Desde el principio Enrique V había disfrutado del apoyo del Papa, que lo había librado de la excomunión y le había liberado del juramento de fidelidad a su padre. Durante y después del sínodo de Pentecostés de Nordhausen (1105) el rey disipó los últimos remanentes del cisma mediante la deposición de los ocupantes imperiales de sedes episcopales. Sin embargo, las cuestiones que constituían la raíz de todo el conflicto aún no estaban resueltas, y el tiempo demostró enseguida que en el asunto de las investiduras, Enrique era un verdadero heredero de la política de su padre. Frío, calculador y ambicioso, el nuevo monarca no tenía intención de retirar las pretensiones reales a este respecto. A pesar de repetidas prohibiciones (en Guastalla en 1106 y en Troyes en 1107) continuó invistiendo con ostentación a obispos de su elección. El clero alemán no protestó, y de este modo hizo evidente que su anterior negativa de obediencia al emperador surgió del hecho de su excomunión, no por resentimiento a su intervención en los asuntos eclesiásticos. En 1108 se pronunció la excomunión sobre el dador y el receptor (dans et accipiens) de la investidura, y eso afectaba al rey mismo.
Como Enrique ahora había puesto su corazón en ser coronado emperador, esta decisión precipitó la lucha final. En 1111 el rey marchó sobre Roma con un gran ejército. Deseando evitar otro conflicto, Pascual intentó una solución radical para este asunto: decidió que el clero alemán debía devolver al emperador todos los territorios y privilegios y se mantendría con diezmos y limosnas; bajo estas circunstancias la monarquía, que estaba interesada solo en el señorío de esos dominios, podría fácilmente dejar de investir al clero. En este entendimiento se firmó en Sutri la paz entre el Papa y el rey. Pascual, que había sido monje antes de su elección, sin duda ejecutó de buena fe la renuncia al poder secular de la Iglesia. Era solo un paso corto hacia la idea de que la Iglesia era una institución espiritual, y como tal no preocupada por los asuntos terrenales.

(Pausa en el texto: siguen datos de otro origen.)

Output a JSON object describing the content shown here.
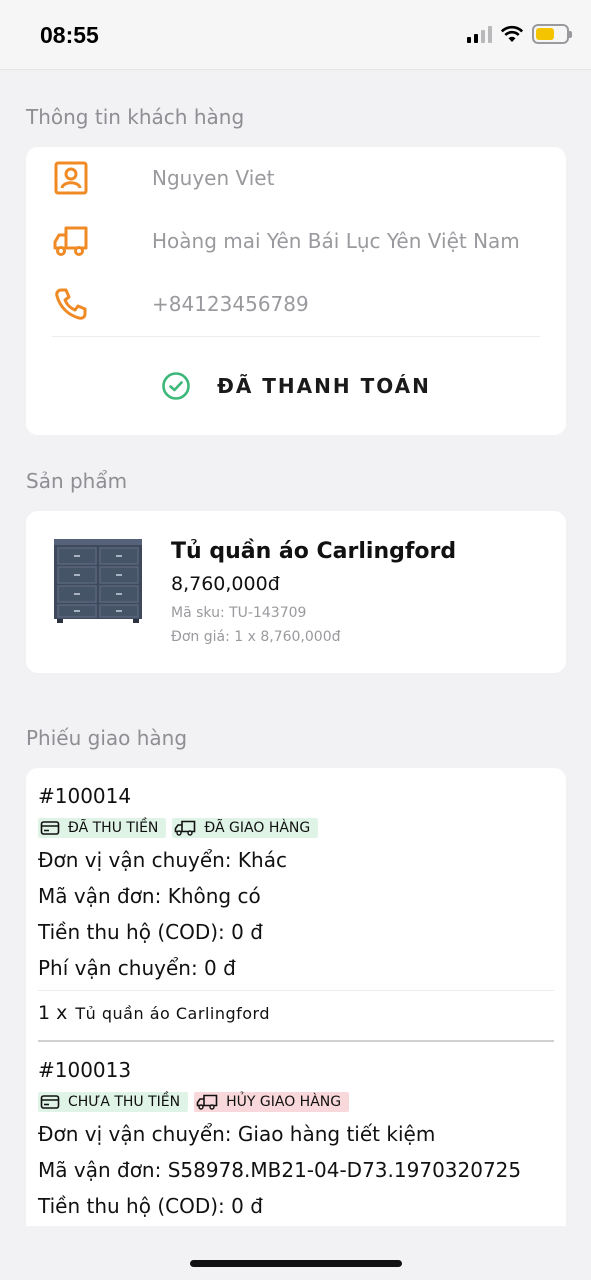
{
  "status_bar": {
    "time": "08:55"
  },
  "customer": {
    "section_title": "Thông tin khách hàng",
    "name": "Nguyen Viet",
    "address": "Hoàng mai Yên Bái Lục Yên Việt Nam",
    "phone": "+84123456789",
    "payment_status": "ĐÃ THANH TOÁN"
  },
  "products": {
    "section_title": "Sản phẩm",
    "items": [
      {
        "name": "Tủ quần áo Carlingford",
        "price": "8,760,000đ",
        "sku": "Mã sku: TU-143709",
        "unit_price": "Đơn giá: 1 x 8,760,000đ"
      }
    ]
  },
  "shipments": {
    "section_title": "Phiếu giao hàng",
    "items": [
      {
        "code": "#100014",
        "payment_badge": "ĐÃ THU TIỀN",
        "delivery_badge": "ĐÃ GIAO HÀNG",
        "carrier": "Đơn vị vận chuyển: Khác",
        "tracking": "Mã vận đơn: Không có",
        "cod": "Tiền thu hộ (COD): 0 đ",
        "fee": "Phí vận chuyển: 0 đ",
        "item_qty": "1 x",
        "item_name": "Tủ quần áo Carlingford"
      },
      {
        "code": "#100013",
        "payment_badge": "CHƯA THU TIỀN",
        "delivery_badge": "HỦY GIAO HÀNG",
        "carrier": "Đơn vị vận chuyển: Giao hàng tiết kiệm",
        "tracking": "Mã vận đơn: S58978.MB21-04-D73.1970320725",
        "cod": "Tiền thu hộ (COD): 0 đ"
      }
    ]
  },
  "colors": {
    "accent_orange": "#f08a24",
    "success_green": "#3cb878",
    "badge_green_bg": "#dff4e7",
    "badge_red_bg": "#f9d8dc"
  },
  "icons": [
    "contact-icon",
    "truck-icon",
    "phone-icon",
    "check-circle-icon",
    "card-icon",
    "delivery-truck-icon"
  ]
}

Sin embargo, el rey no pudo haber dudado ni por un momento que la renuncia papal se enfrentaría a la oposición de los príncipes tanto eclesiásticos como seculares. Enrique V era ruin y engañoso y trató de tender una trampa al Papa. Luego que el rey hubo renunciado a sus reclamos sobre la investidura, el Papa promulgó (12 febrero 1112) en San Pedro, la devolución a la corona de todos los bienes temporales, pero a partir de eso se levantó (como Enrique había previsto) tal tormenta de oposición entre los príncipes alemanes que se vio forzado a reconocer la inutilidad de su intento de solución. El rey entonces reclamó que se reinstaurara el derecho de investidura y que se le coronara como emperador; dado que el Papa se negó, lo secuestró a traición junto con trece cardenales y los sacó de la enfurecida ciudad. Para recuperar su libertad, tras dos meses de prisión, Pascual fue obligado a acceder a las demandas de Enrique. Concedió al rey una investidura incondicional como privilegio imperial, le coronó como emperador, y prometió bajo juramento no excomulgarle por lo que había sucedido.
Enrique había asegurado así por la fuerza un éxito notable, pero esa situación no podía durar. Los miembros más ardientes del partido gregoriano rechazaron al Papa “hereje” y le obligaron a retractarse paso por paso de la posición a la que había sido forzado. El Concilio de Letrán de 1112 renovó los decretos de Gregorio y Urbano contra la investidura. Pascual no quería retirar su promesa directamente, pero el concilio de Viena, tras declarar que el privilegium imperial ( privilegio, por derivación ley privada) era un pravilegium (ley viciada) y como tal nulo e inválido, también excomulgó al emperador. Sin embargo, el Papa no rompió completamente la relación con Enrique, para el que la contienda comenzaba a tener aspectos amenazadores, puesto que, como había sucedido previamente en tiempos de su padre, las dificultades planteadas por la oposición eclesiástica se agravaron por la rebelión de los príncipes.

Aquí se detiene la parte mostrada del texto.